Anadolu’da Babam Beni okula kayıt ettirdiğinde 11 yaşında idim. İmece usulü Köyde 11 yaşına kadar davar sığır gütmeye gidilirdi. Sıra bize gelince ağabeyim ve ben Anamın çıkınladığı azığımız belimizde davar veya sığır önümüzde dağa gideriz… Mehmet Ali isminde bir köylüm askerlik yaparken öğrendiği okuma yazmayı bana öğretti. Okula gitmeden önce de okuma yazmayı öğrenmiştim.hem okur hem yazar olmuştum.

Ekin harman zamanı ise ailemizle birlikte köyün en ağır işlerinde çalışırdık Ve hayatımız öyle devam eder.
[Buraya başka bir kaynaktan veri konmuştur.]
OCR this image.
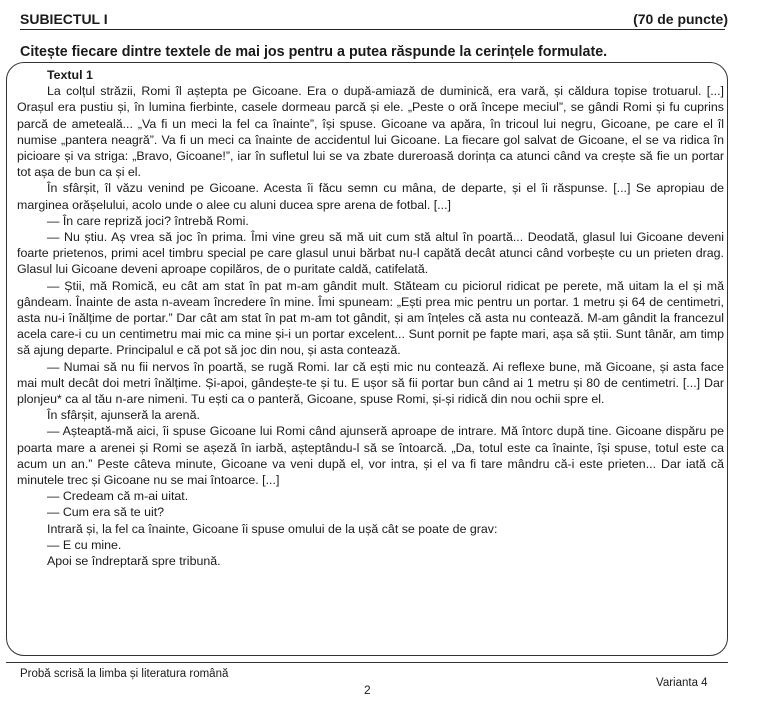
SUBIECTUL I	(70 de puncte)
Citește fiecare dintre textele de mai jos pentru a putea răspunde la cerințele formulate.
Textul 1

La colțul străzii, Romi îl aștepta pe Gicoane. Era o după-amiază de duminică, era vară, și căldura topise trotuarul. [...] Orașul era pustiu și, în lumina fierbinte, casele dormeau parcă și ele. „Peste o oră începe meciul”, se gândi Romi și fu cuprins parcă de ameteală... „Va fi un meci la fel ca înainte”, își spuse. Gicoane va apăra, în tricoul lui negru, Gicoane, pe care el îl numise „pantera neagră”. Va fi un meci ca înainte de accidentul lui Gicoane. La fiecare gol salvat de Gicoane, el se va ridica în picioare și va striga: „Bravo, Gicoane!”, iar în sufletul lui se va zbate dureroasă dorința ca atunci când va crește să fie un portar tot așa de bun ca și el.

În sfârșit, îl văzu venind pe Gicoane. Acesta îi făcu semn cu mâna, de departe, și el îi răspunse. [...] Se apropiau de marginea orășelului, acolo unde o alee cu aluni ducea spre arena de fotbal. [...]

— În care repriză joci? întrebă Romi.

— Nu știu. Aș vrea să joc în prima. Îmi vine greu să mă uit cum stă altul în poartă... Deodată, glasul lui Gicoane deveni foarte prietenos, primi acel timbru special pe care glasul unui bărbat nu-l capătă decât atunci când vorbește cu un prieten drag. Glasul lui Gicoane deveni aproape copilăros, de o puritate caldă, catifelată.

— Știi, mă Romică, eu cât am stat în pat m-am gândit mult. Stăteam cu piciorul ridicat pe perete, mă uitam la el și mă gândeam. Înainte de asta n-aveam încredere în mine. Îmi spuneam: „Ești prea mic pentru un portar. 1 metru și 64 de centimetri, asta nu-i înălțime de portar.” Dar cât am stat în pat m-am tot gândit, și am înțeles că asta nu contează. M-am gândit la francezul acela care-i cu un centimetru mai mic ca mine și-i un portar excelent... Sunt pornit pe fapte mari, așa să știi. Sunt tânăr, am timp să ajung departe. Principalul e că pot să joc din nou, și asta contează.

— Numai să nu fii nervos în poartă, se rugă Romi. Iar că ești mic nu contează. Ai reflexe bune, mă Gicoane, și asta face mai mult decât doi metri înălțime. Și-apoi, gândește-te și tu. E ușor să fii portar bun când ai 1 metru și 80 de centimetri. [...] Dar plonjeu* ca al tău n-are nimeni. Tu ești ca o panteră, Gicoane, spuse Romi, și-și ridică din nou ochii spre el.

În sfârșit, ajunseră la arenă.

— Așteaptă-mă aici, îi spuse Gicoane lui Romi când ajunseră aproape de intrare. Mă întorc după tine. Gicoane dispăru pe poarta mare a arenei și Romi se așeză în iarbă, așteptându-l să se întoarcă. „Da, totul este ca înainte, își spuse, totul este ca acum un an.” Peste câteva minute, Gicoane va veni după el, vor intra, și el va fi tare mândru că-i este prieten... Dar iată că minutele trec și Gicoane nu se mai întoarce. [...]

— Credeam că m-ai uitat.

— Cum era să te uit?

Intrară și, la fel ca înainte, Gicoane îi spuse omului de la ușă cât se poate de grav:

— E cu mine.

Apoi se îndreptară spre tribună.

Probă scrisă la limba și literatura română
2	Varianta 4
Gerçi ilkokul ve öğretmen okulu sıralarında da bu devam eder, kışın okul yazın iş; işten kurtuluş yok yani…

Köy Enstitüleri kırsaldaki aile çocuklarının okuması ve Türkiye’nin kalkınmasına katkıda bulunması açısından çok önemli bir projedir. Köy Enstitülerine kayıt olabilmek için köy okulu mezunu olmak gerekiyordu. Oysa biz ilçe merkezinde okumuştuk. Köy okulundan diploma almamız gerekiyordu, ben babamın dostu bir aile yanında kalarak Çumra ilçemizin APA köyündeki ilkokula nakil oldum ve ilkokul diplomamı oradan alarak böylece bir köy ilkokulunu bitirmiş oldum…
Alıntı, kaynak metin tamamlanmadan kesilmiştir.